The acquisitive miner said in a trading update on Friday that it expects to report a profit of R433m to end-December from a loss of R2.5bn previously, after revenue more than doubled due to acquisitions and higher commodity prices.
Palladium prices increased by more than 50% during 2019 and have shot up another quarter so far this year to unprecedented highs of $2,439/oz. Rhodium prices more than doubled during 2019 and platinum prices edged up by a fifth.
The company also benefited from its stake in DRDGold, with revenue from that acquisition being included for a full year, as opposed to five months in the prior comparative period. It also benefited from the inclusion of seven months of production from the Marikana operations it acquired from Lonmin.
Group revenue rose 44% to R72.92bn.
“As a result of this strong financial performance, progress on deleveraging the group balance sheet has accelerated,” Sibanye said.
Net debt to earnings before interest, taxation, depreciation and amortisation (ebitda) fell to 1.2 times at year end, with the miner having targeted a ratio of 1.8 times.
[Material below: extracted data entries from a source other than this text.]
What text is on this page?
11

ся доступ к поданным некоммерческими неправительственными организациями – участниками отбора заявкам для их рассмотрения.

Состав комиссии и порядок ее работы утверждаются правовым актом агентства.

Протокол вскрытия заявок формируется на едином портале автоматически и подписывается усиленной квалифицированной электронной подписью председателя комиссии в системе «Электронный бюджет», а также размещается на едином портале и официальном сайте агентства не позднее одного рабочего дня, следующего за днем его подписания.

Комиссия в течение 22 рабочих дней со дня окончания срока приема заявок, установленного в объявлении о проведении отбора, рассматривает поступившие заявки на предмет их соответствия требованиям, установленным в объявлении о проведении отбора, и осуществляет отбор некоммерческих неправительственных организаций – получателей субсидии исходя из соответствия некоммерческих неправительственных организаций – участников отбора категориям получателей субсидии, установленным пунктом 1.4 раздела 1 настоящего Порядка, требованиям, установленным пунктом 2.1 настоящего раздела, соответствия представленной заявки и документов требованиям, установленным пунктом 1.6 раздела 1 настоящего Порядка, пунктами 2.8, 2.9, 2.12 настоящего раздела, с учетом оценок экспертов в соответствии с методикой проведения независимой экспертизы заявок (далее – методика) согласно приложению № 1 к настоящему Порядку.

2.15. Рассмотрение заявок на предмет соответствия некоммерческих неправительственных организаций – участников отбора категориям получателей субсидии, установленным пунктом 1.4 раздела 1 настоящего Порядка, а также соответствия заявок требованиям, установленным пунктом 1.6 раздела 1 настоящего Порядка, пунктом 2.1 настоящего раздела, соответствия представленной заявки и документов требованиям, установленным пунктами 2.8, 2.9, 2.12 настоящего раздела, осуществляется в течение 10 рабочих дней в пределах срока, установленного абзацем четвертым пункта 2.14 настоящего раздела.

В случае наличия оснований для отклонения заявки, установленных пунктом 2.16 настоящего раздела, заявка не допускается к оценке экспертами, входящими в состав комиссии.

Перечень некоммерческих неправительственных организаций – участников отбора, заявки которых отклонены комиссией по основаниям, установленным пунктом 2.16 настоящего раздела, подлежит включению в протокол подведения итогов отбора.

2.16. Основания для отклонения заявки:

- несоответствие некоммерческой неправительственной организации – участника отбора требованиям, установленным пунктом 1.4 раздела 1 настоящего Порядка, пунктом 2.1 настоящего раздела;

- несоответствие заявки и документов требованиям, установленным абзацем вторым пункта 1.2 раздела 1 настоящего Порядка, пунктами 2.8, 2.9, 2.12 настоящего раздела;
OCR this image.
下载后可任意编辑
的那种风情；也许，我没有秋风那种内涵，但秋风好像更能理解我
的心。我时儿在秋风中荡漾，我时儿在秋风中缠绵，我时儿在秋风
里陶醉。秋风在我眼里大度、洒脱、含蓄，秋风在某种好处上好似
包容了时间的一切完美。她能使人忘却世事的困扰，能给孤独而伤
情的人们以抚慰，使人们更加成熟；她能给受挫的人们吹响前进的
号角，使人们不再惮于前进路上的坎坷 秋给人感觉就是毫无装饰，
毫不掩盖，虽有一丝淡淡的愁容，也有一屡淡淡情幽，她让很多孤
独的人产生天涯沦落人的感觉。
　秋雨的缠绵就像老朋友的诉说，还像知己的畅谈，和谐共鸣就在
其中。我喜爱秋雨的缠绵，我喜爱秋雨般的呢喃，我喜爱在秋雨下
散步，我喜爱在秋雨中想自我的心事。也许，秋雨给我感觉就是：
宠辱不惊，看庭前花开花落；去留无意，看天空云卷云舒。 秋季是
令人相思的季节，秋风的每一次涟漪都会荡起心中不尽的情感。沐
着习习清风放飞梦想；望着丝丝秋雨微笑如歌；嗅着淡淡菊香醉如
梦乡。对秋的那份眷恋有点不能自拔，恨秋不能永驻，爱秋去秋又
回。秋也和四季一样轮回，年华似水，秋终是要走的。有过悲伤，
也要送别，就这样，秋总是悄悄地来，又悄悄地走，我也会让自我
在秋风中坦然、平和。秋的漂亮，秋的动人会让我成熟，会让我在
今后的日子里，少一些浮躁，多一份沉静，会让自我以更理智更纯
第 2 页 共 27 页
The net debt to ebitda metric is the one used by lenders to judge Sibanye’s compliance with loan covenants and its ability to repay borrowings, making it a closely watched ratio by the market.
Sibanye, which has grown its platinum group metals (PGM) division from nothing to the world’s largest in four years, took on hefty debt when it paid $2.2bn (about R32.65bn) cash for US-based Stillwater Mining, a palladium and platinum producer, putting its balance sheet under pressure and resulting in dividends being halted.
Sibanye CEO Neal Froneman said earlier in February that the accelerated pace of repairs to the miner’s balance sheet was paving the way for a resumption of dividends in mid-2020. Sibanye last paid a dividend in 2016.
In afternoon trade on Friday, Sibanye’s share price was up 5.66% to R41.54, having more than tripled over the past two years.